In the program’s return to Atlanta for the 2001 Builders’ Show, the New American Home boasted 4,400 square feet and topped the $1 million price mark with an English-inspired Arts & Crafts home on a suburban infill site close to town. The house also put a label on the energy- and resource-efficient efforts the program had been evolving for years as it qualified under the regional Earthcraft Home standard.
Under an attractive, stone-faced house connected by a breezeway to a shingle-sided detached garage, the home’s full-footprint basement—constructed of precast concrete panels—provided a solution for accommodating the growing need for value-added space among baby boomers. Instead of trying to cram a home theater, gym, conditioned wine cellar, walk-in mechanical space, and long-term storage above grade, likely to the detriment of everyday living spaces and/or usable outdoor areas, the house took advantage of its lower level for those functions; from a practical sense, the earth-sheltered space better suited such rooms, providing a naturally cooled environment for the wine cellar and a dark, isolated space for the home theater, for instance.

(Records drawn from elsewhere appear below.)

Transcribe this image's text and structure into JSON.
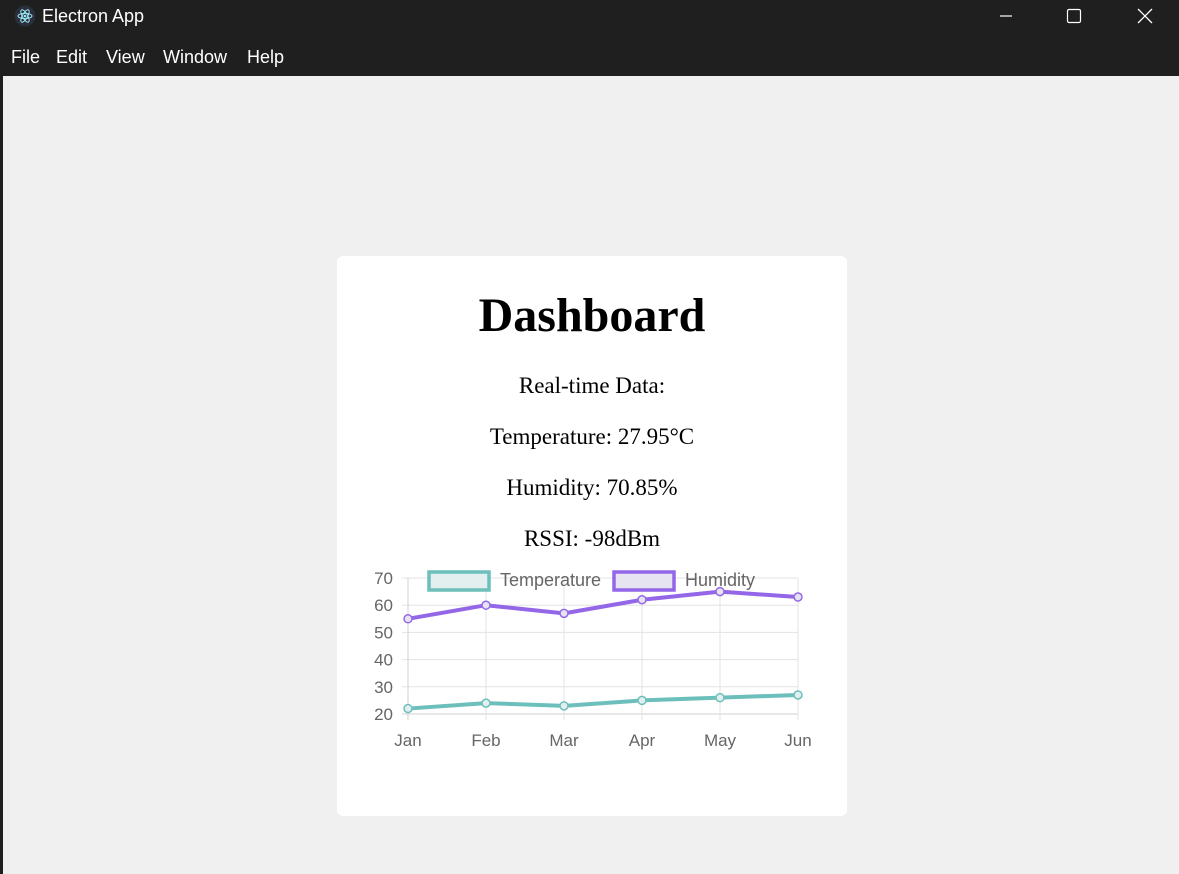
{
  "window": {
    "title": "Electron App"
  },
  "menu": [
    "File",
    "Edit",
    "View",
    "Window",
    "Help"
  ],
  "dashboard": {
    "title": "Dashboard",
    "realtime_label": "Real-time Data:",
    "temperature": "Temperature: 27.95°C",
    "humidity": "Humidity: 70.85%",
    "rssi": "RSSI: -98dBm"
  },
  "colors": {
    "temperature": "#6cbfba",
    "temperature_fill": "#e3eeee",
    "humidity": "#9467e8",
    "humidity_fill": "#e7e4f1",
    "grid": "#e3e3e3",
    "axis": "#d0d0d0"
  },
  "chart_data": {
    "type": "line",
    "categories": [
      "Jan",
      "Feb",
      "Mar",
      "Apr",
      "May",
      "Jun"
    ],
    "series": [
      {
        "name": "Temperature",
        "values": [
          22,
          24,
          23,
          25,
          26,
          27
        ]
      },
      {
        "name": "Humidity",
        "values": [
          55,
          60,
          57,
          62,
          65,
          63
        ]
      }
    ],
    "y_ticks": [
      20,
      30,
      40,
      50,
      60,
      70
    ],
    "ylim": [
      20,
      70
    ],
    "grid": true,
    "legend": "top"
  }
}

The house didn’t skimp on technology, either. In addition to a fully connected electrical and structured wiring system managed by a PC-like monitor in the Gathering Room, the kitchen featured a prototype series of remote-controlled networked appliances. The mechanical system, meanwhile, met the Earthcraft standards for energy, natural resource, and water savings and indoor air quality. The detached garage also featured one of the first widely publicized applications of carriage-style doors, helping push their popularity into the mainstream.
Builder/Designer: Hedgewood Properties, Atlanta; Architect: Garden Houses of the 1920s, Roswell, Ga.; Interior Designer: Susan Orlie Designs, Arlington, Tex.
Did you know?
The garage showcased a wall-mounted charger for an electric car, supplied by the local utility, that purported to provide 120 hours of drive time per charge.